March 27, 2013

Advisory and forecast based on observational knowledge and weather forecast available at the time of posting.  Accuracy is subject to temporal and spatial variability.  Read the disclaimer, use at your own risk, and conduct your own assessment of conditions accordingly.



see the complete danger scale

What you need to know:

On average, our most recent storm deposited nearly two feet of dry, low density snow in the upper elevations.  Small pockets of slightly reactive soft slab were found along the Peak 3-4.5 ridge with one sizable soft slab (not large enough to bury but definitely big enough to knock someone over and take them for a short ride) that pulled out in very steep terrain (see that observation here).  Observers in the South Fork Eagle River valley reported one whoomph and some small cracking in the alders on Tuesday.  Everyone had smiles on their faces and enjoyed this much needed welcome to spring, but kept slope angles low and didn’t expose themselves to high consequence terrain.

Danger trend:

Decreasing through Wednesday.

Primary Concern:


Signs of instability in our new snow from Monday were found from the north to the south of the advisory zone Tuesday, with the most significant event reported being a sizeable soft slab that pulled out in a steep chute off Peak 4.  Expect the possibility of human-triggered soft slabs in the new snow to remain through Wednesday.

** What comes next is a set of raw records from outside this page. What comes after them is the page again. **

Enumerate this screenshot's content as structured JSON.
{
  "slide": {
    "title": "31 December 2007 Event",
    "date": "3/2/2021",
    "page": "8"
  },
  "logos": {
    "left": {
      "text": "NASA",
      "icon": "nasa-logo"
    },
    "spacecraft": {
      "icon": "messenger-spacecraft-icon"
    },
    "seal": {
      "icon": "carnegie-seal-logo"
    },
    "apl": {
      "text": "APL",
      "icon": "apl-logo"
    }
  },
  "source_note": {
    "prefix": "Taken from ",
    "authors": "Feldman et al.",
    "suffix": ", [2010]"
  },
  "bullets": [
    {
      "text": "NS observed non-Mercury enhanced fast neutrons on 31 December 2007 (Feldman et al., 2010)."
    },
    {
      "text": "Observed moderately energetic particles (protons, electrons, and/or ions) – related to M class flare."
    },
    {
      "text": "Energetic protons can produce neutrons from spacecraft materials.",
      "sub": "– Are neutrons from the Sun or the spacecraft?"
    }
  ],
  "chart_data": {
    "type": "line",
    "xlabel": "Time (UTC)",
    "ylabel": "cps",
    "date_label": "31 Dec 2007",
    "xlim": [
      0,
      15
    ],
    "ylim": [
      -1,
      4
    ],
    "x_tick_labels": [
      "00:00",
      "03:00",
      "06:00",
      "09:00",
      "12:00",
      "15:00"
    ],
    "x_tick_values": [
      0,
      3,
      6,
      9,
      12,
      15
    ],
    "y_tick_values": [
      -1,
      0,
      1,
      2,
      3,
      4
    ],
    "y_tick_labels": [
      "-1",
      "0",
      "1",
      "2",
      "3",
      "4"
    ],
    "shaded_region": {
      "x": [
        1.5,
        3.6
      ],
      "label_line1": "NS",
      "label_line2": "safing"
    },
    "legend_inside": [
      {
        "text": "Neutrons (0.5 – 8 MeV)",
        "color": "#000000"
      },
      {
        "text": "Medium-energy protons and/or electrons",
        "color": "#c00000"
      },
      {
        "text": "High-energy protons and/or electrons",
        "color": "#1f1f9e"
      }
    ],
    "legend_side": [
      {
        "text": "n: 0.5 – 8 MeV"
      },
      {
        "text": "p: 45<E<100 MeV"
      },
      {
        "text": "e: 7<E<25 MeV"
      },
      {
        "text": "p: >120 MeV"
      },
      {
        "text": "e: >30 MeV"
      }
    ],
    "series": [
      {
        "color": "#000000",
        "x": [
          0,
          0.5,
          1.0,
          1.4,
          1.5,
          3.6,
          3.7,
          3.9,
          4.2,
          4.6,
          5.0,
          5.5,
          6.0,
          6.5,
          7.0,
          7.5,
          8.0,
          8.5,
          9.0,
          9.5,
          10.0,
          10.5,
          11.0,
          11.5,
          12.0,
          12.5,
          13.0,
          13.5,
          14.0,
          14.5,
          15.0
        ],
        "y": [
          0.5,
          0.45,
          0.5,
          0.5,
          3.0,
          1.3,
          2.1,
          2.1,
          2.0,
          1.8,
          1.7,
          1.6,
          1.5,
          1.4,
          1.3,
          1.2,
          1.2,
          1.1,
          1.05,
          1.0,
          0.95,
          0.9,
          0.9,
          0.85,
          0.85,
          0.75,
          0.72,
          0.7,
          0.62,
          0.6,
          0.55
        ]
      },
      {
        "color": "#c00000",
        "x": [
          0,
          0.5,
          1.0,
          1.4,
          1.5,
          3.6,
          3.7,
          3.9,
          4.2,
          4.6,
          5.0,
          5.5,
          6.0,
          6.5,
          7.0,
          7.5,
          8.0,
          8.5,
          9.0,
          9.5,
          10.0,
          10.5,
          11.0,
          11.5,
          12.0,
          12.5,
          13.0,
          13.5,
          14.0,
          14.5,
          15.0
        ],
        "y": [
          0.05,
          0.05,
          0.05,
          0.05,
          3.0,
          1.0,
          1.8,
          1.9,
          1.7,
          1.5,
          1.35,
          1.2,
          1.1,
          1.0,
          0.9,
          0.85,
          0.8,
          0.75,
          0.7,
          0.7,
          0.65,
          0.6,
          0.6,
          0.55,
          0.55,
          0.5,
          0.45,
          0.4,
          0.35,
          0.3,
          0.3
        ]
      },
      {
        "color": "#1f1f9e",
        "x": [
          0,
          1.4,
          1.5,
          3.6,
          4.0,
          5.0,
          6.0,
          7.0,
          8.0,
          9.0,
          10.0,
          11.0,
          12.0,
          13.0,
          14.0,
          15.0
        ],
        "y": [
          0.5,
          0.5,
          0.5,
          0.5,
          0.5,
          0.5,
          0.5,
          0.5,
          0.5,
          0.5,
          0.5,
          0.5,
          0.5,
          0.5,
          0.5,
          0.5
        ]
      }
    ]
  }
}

The weather forecast for Wednesday is currently calling for warmer temps and sunnier skies than Tuesday.  While I don’t expect enough warming to significantly increase avalanche hazard, it will be important to pay attention to the sun’s affect on the snow if it comes out in force.  It’s spring, the days are becoming quite longer, and the sun’s intensity has increased.  Keep this in mind when assessing the avalanche hazard and be mindful of signs of warming such as point releases (likely from warming rocky areas), rollerballs, and moistening snow.

Secondary Concern:


Winds are forecast to become strong enough to start transporting snow through Wednesday.  Look for clues to snow transport such as blowing snow, pluming, and freshly wind-deposited snow with a pillowy look.  If the forecast holds, while the winds might become strong enough to move some snow around they shouldn’t become strong enough to cause widespread redistribution.

Travel Advice:

Wednesday should prove to be another great day on the Chugach Front and Eagle River slopes, but human triggered avalanches will still be possible.  Big, steep, open slopes as well as steep slopes with exposure should still be approached with a great deal of caution.

Mountain Weather:

Expect mountain temperatures in the upper teens with light-moderate winds and partly cloudy skies.

Avalanche Outlook:

Thursday, March 28

While the new snow will continue to bond to the old snow surface, expect the possibility of newly formed wind slabs.  Rising temperatures and associated warming may also increase the hazard.

Friday, March 29

Temperatures will continue to warm and wind speeds increase enough that the associated hazards will still be in play.